5) FOX Soccer Plus will become more of a zombie channel than it is already. Whisper the words “FOX Soccer Plus” to sports fans in the United States, and you may get some quizzical looks. But if FOX Soccer Plus was almost irrelevant before, it’ll certainly become even less familiar beginning in the summer of 2020 when the Bundesliga will no longer be available on it.
FOX Soccer Plus has been a misnomer for years. With the exit of the Bundesliga, perhaps now is finally the time for FOX Sports to consider renaming the network to something less descriptive or what it could possibly become — FOX Rugby Channel.
6) The future of FOX’s talent. Without the Bundesliga, the amount of soccer coverage on FOX Sports after the summer of 2020 will be practically nothing. Yes, there’ll be the one to two MLS games on a Sunday night as well as an occasional Liga MX game on a weekend late at night. But outside the big competitions such as the World Cup, Women’s World Cup and Gold Cup, the soccer talent at FOX Sports will have almost no work available to them.
Sadly, that may mean that contracts will not be renewed or that talent will be hired on a project-by-project basis. After all, what’s the point of paying large salaries to talent who only have 1 or 2 gigs a week as well as a one-month tournament every two years?
Expect a lot of changes and cutbacks in the ranks at FOX Sports.
7) TUDN. In an interview with a TUDN executive last month, we discovered that TUDN was in discussions with the Bundesliga to renew the Spanish-language rights to the German top-flight league. Under the new agreement that ESPN has signed with the Bundesliga for the August 2020 season onwards, ESPN has acquired both the English-language and Spanish-language rights to the league.
More details will be forthcoming about Spanish-language rights, but presumably the televised matches will be on ESPN Deportes while the other games will be available in Spanish-language on ESPN+.
1) ESPN+. The streaming service from the self-proclaimed Worldwide Leader In Sports has gobbled up almost every single soccer rights package available in the past year. That includes the addition of Serie A, FA Cup, League Cup, Copa America, Championship, Coppa Italia, Eredivisie, International Champions Cup, US Open Cup, Chinese Super League and other leagues.
In that same timespan, FOX Soccer Match Pass has acquired nothing.
While the addition of the rights is a win for ESPN+, it also provides more value to ESPN+ subscribers who are getting more soccer coverage than ever before.
2) Bundesliga. By securing a six-year deal with ESPN, it means that the Bundesliga and ESPN have a long-term partnership to work together to grow the league’s popularity until the rights agreement ends in 2026 — right before the World Cup.

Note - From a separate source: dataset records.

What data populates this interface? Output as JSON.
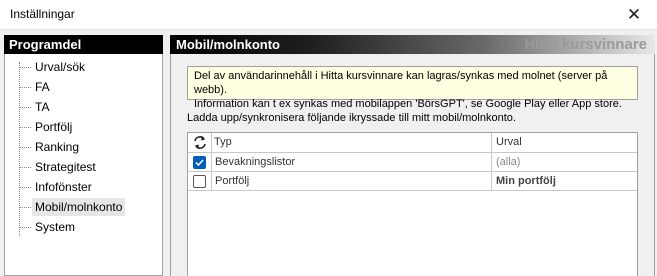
{
  "window": {
    "title": "Inställningar"
  },
  "left_panel": {
    "header": "Programdel",
    "items": [
      {
        "label": "Urval/sök"
      },
      {
        "label": "FA"
      },
      {
        "label": "TA"
      },
      {
        "label": "Portfölj"
      },
      {
        "label": "Ranking"
      },
      {
        "label": "Strategitest"
      },
      {
        "label": "Infofönster"
      },
      {
        "label": "Mobil/molnkonto",
        "selected": true
      },
      {
        "label": "System"
      }
    ]
  },
  "right_panel": {
    "title": "Mobil/molnkonto",
    "brand": "Hitta kursvinnare",
    "info_line1": "Del av användarinnehåll i Hitta kursvinnare kan lagras/synkas med molnet (server på webb).",
    "info_line2": "Information kan t ex synkas med mobilappen 'BörsGPT', se Google Play eller App store.",
    "instruction": "Ladda upp/synkronisera följande ikryssade till mitt mobil/molnkonto.",
    "table": {
      "col_type": "Typ",
      "col_selection": "Urval",
      "rows": [
        {
          "type": "Bevakningslistor",
          "selection": "(alla)",
          "checked": true
        },
        {
          "type": "Portfölj",
          "selection": "Min portfölj",
          "checked": false
        }
      ]
    }
  },
  "colors": {
    "checkbox_checked": "#005fb8",
    "info_background": "#ffffe1",
    "brand_text": "#9a9a9a"
  },
  "icons": [
    "close-icon",
    "sync-icon",
    "checkbox-checked",
    "checkbox-unchecked"
  ]
}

It gives ESPN an opportunity to work more closely with the Bundesliga to make a concerted effort to grow the league. While FOX Sports had the same opportunity to do so in the five years they worked together, ESPN has a much better idea of how to market soccer to sports fans than what FOX’s track record has shown.
3) Consumers. When the Bundesliga moves to ESPN+, it’ll be more affordable than ever for soccer fans to access their favorite league than ever before. At $4.99 per month, Bundesliga fans will have access to every game each week except for the televised matches that’ll be available on cable or satellite TV.

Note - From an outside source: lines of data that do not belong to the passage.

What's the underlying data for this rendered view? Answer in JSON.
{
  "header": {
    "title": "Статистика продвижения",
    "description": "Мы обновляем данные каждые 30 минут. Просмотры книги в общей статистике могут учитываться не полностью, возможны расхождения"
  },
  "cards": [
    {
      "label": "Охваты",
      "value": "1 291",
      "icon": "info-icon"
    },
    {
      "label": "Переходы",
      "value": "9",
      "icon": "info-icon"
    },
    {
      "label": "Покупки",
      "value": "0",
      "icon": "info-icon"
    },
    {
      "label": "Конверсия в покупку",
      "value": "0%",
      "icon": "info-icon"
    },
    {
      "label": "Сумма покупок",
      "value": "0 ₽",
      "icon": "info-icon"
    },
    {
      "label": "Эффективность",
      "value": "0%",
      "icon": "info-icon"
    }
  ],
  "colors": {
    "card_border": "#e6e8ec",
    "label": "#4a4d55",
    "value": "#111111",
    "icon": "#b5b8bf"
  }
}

4) A new opportunity for talent. With ESPN’s coverage of Serie A, the broadcaster was able to elevate Mark Donaldson to the lead-commentator of the Serie A Match of the Week alongside co-commentator Matteo Bonetti who was hired from beIN SPORTS. With ESPN broadcasting the Bundesliga next season, there remains the possibility of a similar move for someone who an intimate knowledge of the German leagues. The obvious candidate would be Ian Joy as a co-commentator. But there’s plenty of talent already at ESPN who could step into the role.